Y la carta de 21 de octubre de 2016 en el que se explica la revisión y cálculo de la cuota, con la referencia al capital pendiente. Se acompaña además una nueva simulación suficientemente explicativa, desarrollo futuro del préstamo desde el año 2018 hasta el 2051. Los recibos mensuales remitidos periódicamente son también expresivos.
Pero el más relevante, como ya hemos apuntado, es el documento precontractual firmado por los prestatarios en todas sus hojas en el que se desglosan cuadros de amortización distintos con sus correspondientes detalles sobre el capital pendiente, el importe de la cuota y el tipo aplicable para las diferentes opciones según el contrato que se prepara. Esa documentación no deja duda en cuanto a la suficiencia de la información precontractual entregada, junto con el resto de la documentación acompañada a propósito de las diferentes condiciones generales y opciones comerciales de los préstamos. Por lo tanto se concluye que los prestatarios pudieron conocer desde el primer momento, y antes de firmar la escritura, cuáles eran las diferentes posibilidades que se les ofrecían, cuáles las consecuencias de alargar el periodo de carencia inicial sin amortización de capital, y cuál la carga financiera definitiva en uno u otro caso. En esos ejemplos se puede observar que con ese periodo de carencia la cuota excedía en poco de los 600 euros, mientras que superaría los 1000 en caso ordinario.
No encaja en suma el alegato en ninguna de los supuestos regulados en los artículos 85 y ss. de la LGDCU, y se han cumplido las previsiones del artículo 82.1 y 3.
CUARTO.- Todo lo cual conduce a entender que no existe causa legal de abusividad en ninguna de las cláusulas impugnadas, ni falta de transparencia o comprensión real, en particular de la que constituye además una parte sustancial o principal de las prestaciones o precio acordado para el préstamo.
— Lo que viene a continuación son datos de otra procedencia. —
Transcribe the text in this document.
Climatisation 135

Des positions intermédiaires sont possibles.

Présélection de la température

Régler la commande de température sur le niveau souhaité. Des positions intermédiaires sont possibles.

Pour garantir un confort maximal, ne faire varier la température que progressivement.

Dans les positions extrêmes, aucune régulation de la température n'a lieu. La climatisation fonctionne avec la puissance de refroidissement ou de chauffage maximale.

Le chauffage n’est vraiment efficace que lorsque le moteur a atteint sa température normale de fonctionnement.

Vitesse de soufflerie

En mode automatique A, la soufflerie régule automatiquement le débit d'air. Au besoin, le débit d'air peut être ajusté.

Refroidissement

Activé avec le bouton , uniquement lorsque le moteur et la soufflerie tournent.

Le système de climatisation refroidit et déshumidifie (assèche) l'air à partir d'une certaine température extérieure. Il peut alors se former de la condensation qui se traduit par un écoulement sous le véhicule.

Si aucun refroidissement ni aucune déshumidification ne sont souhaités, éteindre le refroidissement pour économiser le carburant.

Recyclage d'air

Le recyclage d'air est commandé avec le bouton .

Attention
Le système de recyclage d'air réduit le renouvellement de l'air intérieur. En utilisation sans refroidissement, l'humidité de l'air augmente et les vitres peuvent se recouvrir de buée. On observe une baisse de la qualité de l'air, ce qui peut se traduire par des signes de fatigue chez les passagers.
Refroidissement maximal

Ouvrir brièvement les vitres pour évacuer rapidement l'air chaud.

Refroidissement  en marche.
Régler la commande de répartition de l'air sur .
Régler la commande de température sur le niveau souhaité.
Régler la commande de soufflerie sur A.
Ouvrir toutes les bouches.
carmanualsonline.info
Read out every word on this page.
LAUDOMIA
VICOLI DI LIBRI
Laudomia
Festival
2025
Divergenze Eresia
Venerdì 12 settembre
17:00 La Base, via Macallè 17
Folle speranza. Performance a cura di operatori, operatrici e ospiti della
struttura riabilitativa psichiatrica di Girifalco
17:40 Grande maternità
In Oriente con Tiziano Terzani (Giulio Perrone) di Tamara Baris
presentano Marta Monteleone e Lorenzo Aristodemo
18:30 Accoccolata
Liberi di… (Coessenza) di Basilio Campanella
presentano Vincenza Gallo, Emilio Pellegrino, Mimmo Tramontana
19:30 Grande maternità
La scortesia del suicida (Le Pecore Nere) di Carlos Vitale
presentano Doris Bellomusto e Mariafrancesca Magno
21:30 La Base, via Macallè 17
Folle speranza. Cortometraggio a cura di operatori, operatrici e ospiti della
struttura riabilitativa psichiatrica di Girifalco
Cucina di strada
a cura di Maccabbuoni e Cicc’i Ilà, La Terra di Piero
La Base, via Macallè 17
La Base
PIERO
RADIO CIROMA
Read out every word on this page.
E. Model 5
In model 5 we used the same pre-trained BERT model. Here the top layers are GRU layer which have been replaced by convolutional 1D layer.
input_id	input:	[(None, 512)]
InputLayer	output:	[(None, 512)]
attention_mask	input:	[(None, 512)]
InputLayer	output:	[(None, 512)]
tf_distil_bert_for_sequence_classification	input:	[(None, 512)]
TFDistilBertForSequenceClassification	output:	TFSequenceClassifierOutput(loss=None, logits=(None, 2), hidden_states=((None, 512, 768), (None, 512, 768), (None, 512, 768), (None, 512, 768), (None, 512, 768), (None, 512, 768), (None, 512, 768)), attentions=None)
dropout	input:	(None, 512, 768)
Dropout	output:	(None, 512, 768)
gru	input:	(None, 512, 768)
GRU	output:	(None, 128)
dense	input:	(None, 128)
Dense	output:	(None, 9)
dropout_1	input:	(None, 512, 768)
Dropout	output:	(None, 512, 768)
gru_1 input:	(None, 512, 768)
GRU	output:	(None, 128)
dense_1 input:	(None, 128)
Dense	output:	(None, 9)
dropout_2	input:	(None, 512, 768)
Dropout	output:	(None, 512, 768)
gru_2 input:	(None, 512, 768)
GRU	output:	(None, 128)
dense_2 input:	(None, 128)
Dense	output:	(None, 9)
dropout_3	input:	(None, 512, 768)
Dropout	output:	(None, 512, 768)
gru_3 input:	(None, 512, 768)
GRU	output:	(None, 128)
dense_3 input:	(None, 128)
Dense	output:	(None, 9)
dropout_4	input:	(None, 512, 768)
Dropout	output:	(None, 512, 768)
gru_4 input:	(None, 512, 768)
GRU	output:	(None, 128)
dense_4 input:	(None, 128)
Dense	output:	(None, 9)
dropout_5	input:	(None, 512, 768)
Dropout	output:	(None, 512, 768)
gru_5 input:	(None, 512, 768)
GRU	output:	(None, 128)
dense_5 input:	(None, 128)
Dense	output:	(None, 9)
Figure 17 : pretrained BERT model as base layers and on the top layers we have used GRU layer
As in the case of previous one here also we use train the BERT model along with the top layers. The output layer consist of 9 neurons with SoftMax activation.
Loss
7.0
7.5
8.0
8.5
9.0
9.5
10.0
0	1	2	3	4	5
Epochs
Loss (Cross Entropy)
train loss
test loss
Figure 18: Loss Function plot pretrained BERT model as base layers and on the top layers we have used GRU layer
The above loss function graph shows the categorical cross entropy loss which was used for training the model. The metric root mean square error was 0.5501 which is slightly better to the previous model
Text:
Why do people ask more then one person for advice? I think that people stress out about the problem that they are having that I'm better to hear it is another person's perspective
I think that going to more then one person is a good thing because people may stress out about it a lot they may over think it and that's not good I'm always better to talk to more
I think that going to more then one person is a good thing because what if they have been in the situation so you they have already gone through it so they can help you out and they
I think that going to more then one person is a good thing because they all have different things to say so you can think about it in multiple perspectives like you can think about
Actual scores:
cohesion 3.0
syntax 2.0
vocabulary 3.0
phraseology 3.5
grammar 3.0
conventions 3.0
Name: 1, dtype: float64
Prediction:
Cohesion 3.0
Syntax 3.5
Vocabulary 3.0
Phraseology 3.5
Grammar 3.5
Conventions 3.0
Y por lo tanto el recurso se estima, dejando sin efecto el fallo en lo atinente a la nulidad de las cláusulas segunda y tercerea, y manteniendo lo restante, lo que conlleva que no se impongan costas de apelación a la recurrente, y que se restituya el depósito constituido.
Fallo
En virtud de lo expuesto, el Tribunal HA DECIDIDO: ESTIMAR el recurso interpuesto contra la sentencia dictada en el asunto a que se refiere el rollo de Sala por el Ilmo. Sr. Juez del Juzgado de Primera Instancia núm. 6 bis de Huelva, que se REVOCA, para dejar sin efecto el fallo en lo atinente a la nulidad de las cláusulas segunda y tercerea, manteniendo lo restante; sin imposición a la parte recurrente de las costas derivadas de su recurso y con restitución del depósito.Notifíquese a las partes con indicación de la necesidad de constitución de depósito en caso de recurrir la presente resolución, de conformidad con lo dispuesto en la Disposición Adicional 15ª de la L.O.P.J. De acuerdo con lo dispuesto en la disposición final decimosexta de la L.E.C., contra esta sentencia cabe recurso de casación ante el Tribunal Supremo que debe interponerse en el plazo de veinte días ante esta Audiencia si concurre la causa prevista en el apartado tercero del número 2 del artículo 477 y también podrá interponerse conjuntamente con el recurso de casación recurso extraordinario por infracción procesal previsto en los artículos 468 y siguientes ante el mismo Tribunal.
Remítanse las actuaciones originales al Juzgado de su procedencia, con certificación de la presente y despacho para su cumplimiento y efectos oportunos.
Así, por esta nuestra sentencia, de la que se unirá certificación al rollo de Sala, lo pronunciamos, mandamos y firmamos.